Judge orders end to 22-year-old wait for John Lennon’s FBI file
The Reporters Committee for Freedom of the Press
LOS ANGELES (Oct. 14, 2004)—Ten secret FBI documents relating to its investigation of musician John Lennon must be released to the public, a California judge ruled last week, ending a 22-year Freedom of Information Act dispute.
The dispute began in 1982 when Jonathan M. Wiener, a professor at the University of California, Irvine, requested FBI records from its 1972 investigation of John Lennon. The FBI initially released some records, but withheld others, claiming various FOI Act exemptions. Many years of litigation ensued, and in1997 Wiener obtained all but 10 documents.
The FBI refused to release the documents, arguing they contained information that the United States confidentially received from a foreign government.
“[C]onfidentiality is the foundation to the continued exchange of information among United States intelligence . . . and their foreign counterparts,” Scott Hodes, the then-acting chief of the FBI Litigation Unit’s Freedom of Information-Privacy Act Section, said in a sworn declaration before the court.
Executive Order 12958, which explains classification procedures, says that foreign government information may be classified if an original classification authority — in this case Hodes — identifies the damage to national security that could reasonably be expected to result from disclosure.
U.S. District Judge Robert M. Takasugi held that Hodes’ declaration did not show enough specific evidence tying the release of the foreign government information to potential national security damage. Abstract discussion of the effects of breached confidentiality on the free flow of information did not meet the requirements of Executive Order 12958, Takasugi ruled.

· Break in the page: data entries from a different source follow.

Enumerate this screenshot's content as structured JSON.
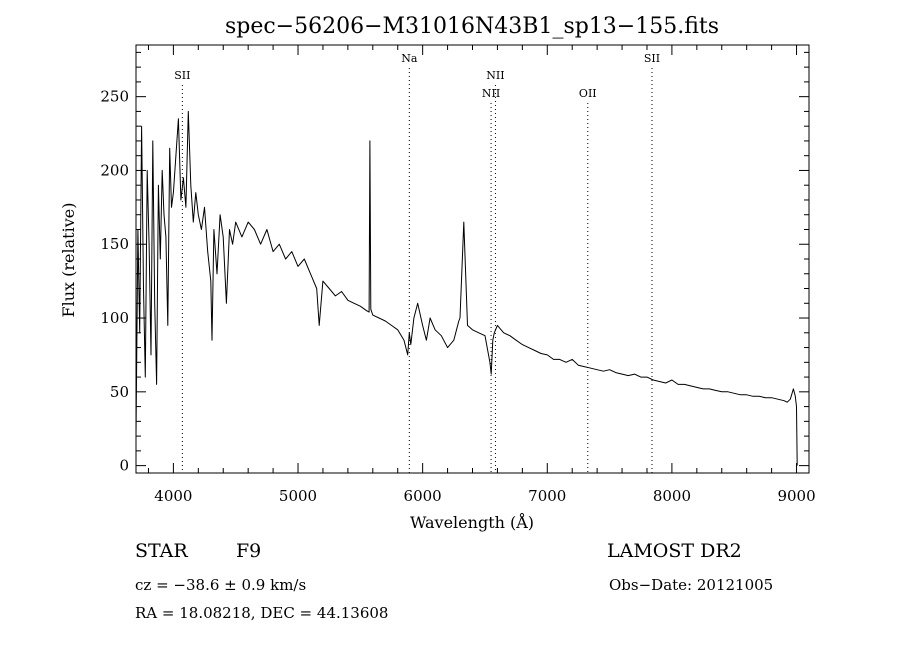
{
  "chart_data": {
    "type": "line",
    "title": "spec−56206−M31016N43B1_sp13−155.fits",
    "xlabel": "Wavelength (Å)",
    "ylabel": "Flux (relative)",
    "xlim": [
      3700,
      9100
    ],
    "ylim": [
      -5,
      285
    ],
    "x_ticks": [
      4000,
      5000,
      6000,
      7000,
      8000,
      9000
    ],
    "y_ticks": [
      0,
      50,
      100,
      150,
      200,
      250
    ],
    "grid": false,
    "line_color": "#000000",
    "series": [
      {
        "x": [
          3700,
          3715,
          3730,
          3745,
          3760,
          3775,
          3790,
          3805,
          3820,
          3835,
          3850,
          3865,
          3880,
          3895,
          3910,
          3925,
          3940,
          3955,
          3970,
          3985,
          4000,
          4020,
          4040,
          4060,
          4080,
          4100,
          4120,
          4140,
          4160,
          4180,
          4200,
          4225,
          4250,
          4275,
          4300,
          4310,
          4325,
          4350,
          4375,
          4400,
          4425,
          4450,
          4475,
          4500,
          4550,
          4600,
          4650,
          4700,
          4750,
          4800,
          4850,
          4900,
          4950,
          5000,
          5050,
          5100,
          5150,
          5170,
          5200,
          5250,
          5300,
          5350,
          5400,
          5450,
          5500,
          5550,
          5570,
          5577,
          5584,
          5600,
          5650,
          5700,
          5750,
          5800,
          5850,
          5880,
          5893,
          5905,
          5930,
          5960,
          6000,
          6030,
          6060,
          6100,
          6150,
          6200,
          6250,
          6290,
          6300,
          6330,
          6360,
          6400,
          6450,
          6500,
          6540,
          6550,
          6563,
          6575,
          6600,
          6650,
          6700,
          6750,
          6800,
          6850,
          6900,
          6950,
          7000,
          7050,
          7100,
          7150,
          7200,
          7250,
          7300,
          7350,
          7400,
          7450,
          7500,
          7550,
          7600,
          7650,
          7700,
          7750,
          7800,
          7850,
          7900,
          7950,
          8000,
          8050,
          8100,
          8150,
          8200,
          8250,
          8300,
          8350,
          8400,
          8450,
          8500,
          8550,
          8600,
          8650,
          8700,
          8750,
          8800,
          8850,
          8900,
          8925,
          8950,
          8975,
          8990,
          9000,
          9005
        ],
        "y": [
          20,
          160,
          90,
          230,
          120,
          60,
          200,
          150,
          75,
          220,
          110,
          55,
          190,
          140,
          200,
          170,
          155,
          95,
          215,
          175,
          185,
          210,
          235,
          180,
          195,
          175,
          240,
          190,
          165,
          185,
          170,
          160,
          175,
          145,
          125,
          85,
          160,
          130,
          170,
          155,
          110,
          160,
          150,
          165,
          155,
          165,
          160,
          150,
          160,
          145,
          150,
          140,
          145,
          135,
          140,
          130,
          120,
          95,
          125,
          120,
          115,
          118,
          112,
          110,
          108,
          105,
          104,
          220,
          106,
          102,
          100,
          98,
          95,
          92,
          85,
          75,
          90,
          82,
          100,
          110,
          95,
          85,
          100,
          92,
          88,
          80,
          85,
          98,
          100,
          165,
          95,
          92,
          90,
          88,
          70,
          62,
          85,
          90,
          95,
          90,
          88,
          85,
          82,
          80,
          78,
          76,
          75,
          72,
          72,
          70,
          72,
          68,
          67,
          66,
          65,
          64,
          65,
          63,
          62,
          61,
          62,
          60,
          60,
          58,
          57,
          56,
          58,
          55,
          55,
          54,
          53,
          52,
          52,
          51,
          50,
          50,
          49,
          48,
          48,
          47,
          47,
          46,
          46,
          45,
          44,
          43,
          45,
          52,
          47,
          40,
          0
        ]
      }
    ],
    "annotations": [
      {
        "label": "SII",
        "x": 4072,
        "row": "upper"
      },
      {
        "label": "Na",
        "x": 5893,
        "row": "top"
      },
      {
        "label": "NII",
        "x": 6549,
        "row": "lower"
      },
      {
        "label": "NII",
        "x": 6584,
        "row": "upper"
      },
      {
        "label": "OII",
        "x": 7325,
        "row": "lower"
      },
      {
        "label": "SII",
        "x": 7840,
        "row": "top"
      }
    ]
  },
  "info": {
    "object_class": "STAR",
    "subclass": "F9",
    "survey": "LAMOST DR2",
    "redshift": "cz = −38.6 ± 0.9 km/s",
    "obs_date": "Obs−Date: 20121005",
    "coords": "RA =  18.08218, DEC =  44.13608"
  }
}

“[T]he FBI fails to address how disclosure of the specific contents in the foreign government information would result in harm to national security,” he wrote. “[T]he description and identification of harm to national security must be particularized explanations.”
The FBI also argued that the documents should be classified because release would discourage other potential intelligence sources from cooperating with FBI investigations for fear that their identities would eventually be revealed publicly. Judge Takasugi rejected the argument, noting that it was founded on blanket conclusive statements and not specific analysis.
Because Judge Takasugi ultimately gave no credence to any of the FBI’s asserted justifications for classification, he ordered the FBI to turn over all 10 documents, unredacted, to Wiener.